Stay Invested As Capex Revival Is Imminent, HDFC Securities’ Unmesh Sharma Says
For new-age technology companies, stress is apparent in the private sector, and it is going to get worse, says Sharma.
Even as a downdraft is around the corner, a capex cycle revival is imminent and the equity market can benefit from the fiscal position of the country and influx of mature retail investors, according to Unmesh Sharma of HDFC Securities.
Investors would want to benefit from the upcoming revival of a multi-year capex cycle, with significant push from the government, “even if a year or two of that is priced in”, Sharma, the head of institutional equities at HDFC Securities, told BQ Prime’s Niraj Shah.
“We can't time the market, so what you have to do is stay invested.”
To navigate the downdraft, Sharma suggests having a strong bias towards chasing value. “We define value as cash flows, not as earnings or book value, so there is value still sitting there, at least on a relative basis,” Sharma said.
The fiscal situation of the government is in good shape, he said. "In that context, we continuously believe that economy-facing sectors are going to do well… industrials over consumer is the theme for the next 12 months now.”

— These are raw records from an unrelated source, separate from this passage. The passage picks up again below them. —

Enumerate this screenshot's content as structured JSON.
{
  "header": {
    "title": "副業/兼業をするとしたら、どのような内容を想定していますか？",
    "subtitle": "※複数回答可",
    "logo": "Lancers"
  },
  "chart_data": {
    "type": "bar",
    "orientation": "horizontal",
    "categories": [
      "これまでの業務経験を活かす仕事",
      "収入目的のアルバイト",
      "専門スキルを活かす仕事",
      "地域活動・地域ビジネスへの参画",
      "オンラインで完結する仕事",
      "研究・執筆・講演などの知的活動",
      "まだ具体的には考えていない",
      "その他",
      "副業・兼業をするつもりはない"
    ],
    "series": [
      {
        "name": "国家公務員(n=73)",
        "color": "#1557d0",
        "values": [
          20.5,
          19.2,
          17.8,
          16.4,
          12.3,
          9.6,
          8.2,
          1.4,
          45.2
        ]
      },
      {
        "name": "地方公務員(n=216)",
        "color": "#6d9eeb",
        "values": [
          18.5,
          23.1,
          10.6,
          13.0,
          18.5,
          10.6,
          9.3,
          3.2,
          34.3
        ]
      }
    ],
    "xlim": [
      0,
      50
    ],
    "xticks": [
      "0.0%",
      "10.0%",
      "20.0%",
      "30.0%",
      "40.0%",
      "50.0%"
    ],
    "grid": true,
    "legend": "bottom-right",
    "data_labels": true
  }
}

According to Sharma, the “rock solid companies” to look at can include the ones that will go through the downdraft cycle and come out on top, including long-term thematics like capital markets, insurance, or gas where things are not expected to change.
While there can be a dip in valuations for such stocks, “but then you would want to continuously stagger your investments during that time”, he said.
Instead of waiting to enter the market later amid a downturn, Sharma recommends participating in it.
“In that context, we believe that if you look at it from the 12 months perspective, the push from the government, starting from the Prime Minister's Office all the way down, we feel… some momentum which is there.”
Revival Of Capex Cycle
Sharma expects capital expenditure to come in and there will be reasonable visibility as to where it will go as soon as it is announced.
In every cycle, there are companies for which the market wants to pay for, so it’s better to get your foot in the door and build large positions, he said.
Given the banking reforms since 2015, lenders now ensure that promoters have “a lot of skin in the game”, Sharma said.
“There is a push from the government as well as from banks to ensure there's enough equity in there… If capex gets announced, on a management that you already like, the probability that it actually will play out, because they have some visibility of demand, is higher. It's a little easier in that sense to invest in long-standing projects in infra as compared to the new-age technology sector.”
Sharma said he doesn't “mind paying a little bit extra if that is the only way to get into the game”.
Pressure On IT Stocks
While the Indian information technology bellwethers are poised to do well in the long-term, Sharma expects the current volatility will keep their shares under pressure.
For new-age technology companies, stress is apparent in the private sector and it is going to get worse, he said.
According to him, a lot of mergers and acquisitions are happening in the space and private equity is trying to move out.